DNS (Domain Name System) configuration is a critical aspect of the ALTERNATIVE platform's network setup. It's managed by the external-dns Kubernetes addon, which automates the creation and management of DNS records.

Key features of the DNS setup include:

  1. Automated DNS Management: external-dns watches for new or deleted services and ingresses in the Kubernetes cluster and automatically creates, updates, or deletes corresponding DNS records in the configured DNS provider.

  2. Support for Multiple DNS Providers: While the ALTERNATIVE platform primarily uses the cloud provider's DNS service, external-dns supports a wide range of DNS providers, offering flexibility for future changes or multi-cloud deployments.

  3. Integration with Ingress Controllers: external-dns works seamlessly with the NGINX ingress controller, automatically creating DNS entries for newly deployed services exposed via ingress rules.

  4. TTL Management: Time-to-Live (TTL) values for DNS records are carefully managed to balance between rapid propagation of changes and reducing load on DNS servers.

  5. Alias Record Support: For services that benefit from cloud provider-specific routing optimizations, external-dns can create alias records (like AWS Route53 Alias records) instead of standard A records.

This automated DNS management significantly reduces manual effort and the potential for errors, ensuring that all services within the ALTERNATIVE platform are consistently accessible via their designated hostnames.

Conclusion

The network architecture of the ALTERNATIVE cloud data platform is a sophisticated system designed to meet the unique requirements of collaborative research in environmental toxicology.

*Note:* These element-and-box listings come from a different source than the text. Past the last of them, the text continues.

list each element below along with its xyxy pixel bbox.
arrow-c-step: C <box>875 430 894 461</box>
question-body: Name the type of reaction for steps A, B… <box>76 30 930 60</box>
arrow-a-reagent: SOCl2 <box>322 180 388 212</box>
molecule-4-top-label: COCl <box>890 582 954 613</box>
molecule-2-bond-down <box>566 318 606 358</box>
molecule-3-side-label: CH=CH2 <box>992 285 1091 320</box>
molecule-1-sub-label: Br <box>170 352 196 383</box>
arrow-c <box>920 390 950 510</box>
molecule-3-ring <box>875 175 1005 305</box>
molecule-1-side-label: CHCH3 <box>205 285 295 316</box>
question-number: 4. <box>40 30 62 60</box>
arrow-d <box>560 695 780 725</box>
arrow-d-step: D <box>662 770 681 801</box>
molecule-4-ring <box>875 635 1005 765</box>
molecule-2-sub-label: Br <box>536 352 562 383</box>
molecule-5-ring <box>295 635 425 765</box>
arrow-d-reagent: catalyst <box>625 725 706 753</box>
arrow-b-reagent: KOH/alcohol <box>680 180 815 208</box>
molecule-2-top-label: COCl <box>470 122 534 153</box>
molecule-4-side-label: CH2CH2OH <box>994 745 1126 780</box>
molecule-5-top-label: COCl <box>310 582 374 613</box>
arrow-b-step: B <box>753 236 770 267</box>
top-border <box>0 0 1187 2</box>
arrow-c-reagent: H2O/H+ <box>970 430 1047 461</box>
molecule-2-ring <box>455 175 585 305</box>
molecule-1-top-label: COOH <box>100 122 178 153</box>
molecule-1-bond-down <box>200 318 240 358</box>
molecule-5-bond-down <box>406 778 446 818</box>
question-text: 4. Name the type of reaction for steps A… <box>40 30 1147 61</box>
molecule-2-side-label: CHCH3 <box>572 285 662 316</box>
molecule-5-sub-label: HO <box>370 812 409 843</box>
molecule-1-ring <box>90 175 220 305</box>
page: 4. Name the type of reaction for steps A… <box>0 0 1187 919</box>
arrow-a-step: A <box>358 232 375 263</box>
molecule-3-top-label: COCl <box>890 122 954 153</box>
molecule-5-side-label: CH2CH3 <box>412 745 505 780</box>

By leveraging advanced technologies like Kubernetes, implementing robust security measures, and automating key processes like DNS management, the platform provides a secure, scalable, and efficient infrastructure for data sharing and analysis.

This architecture not only meets the current demands of the ALTERNATIVE project but is also designed to be adaptable and scalable for future needs. As the field of environmental toxicology evolves and new computational methods emerge, the platform's networking infrastructure is well-positioned to support ongoing research and collaboration among consortium partners and the wider scientific community.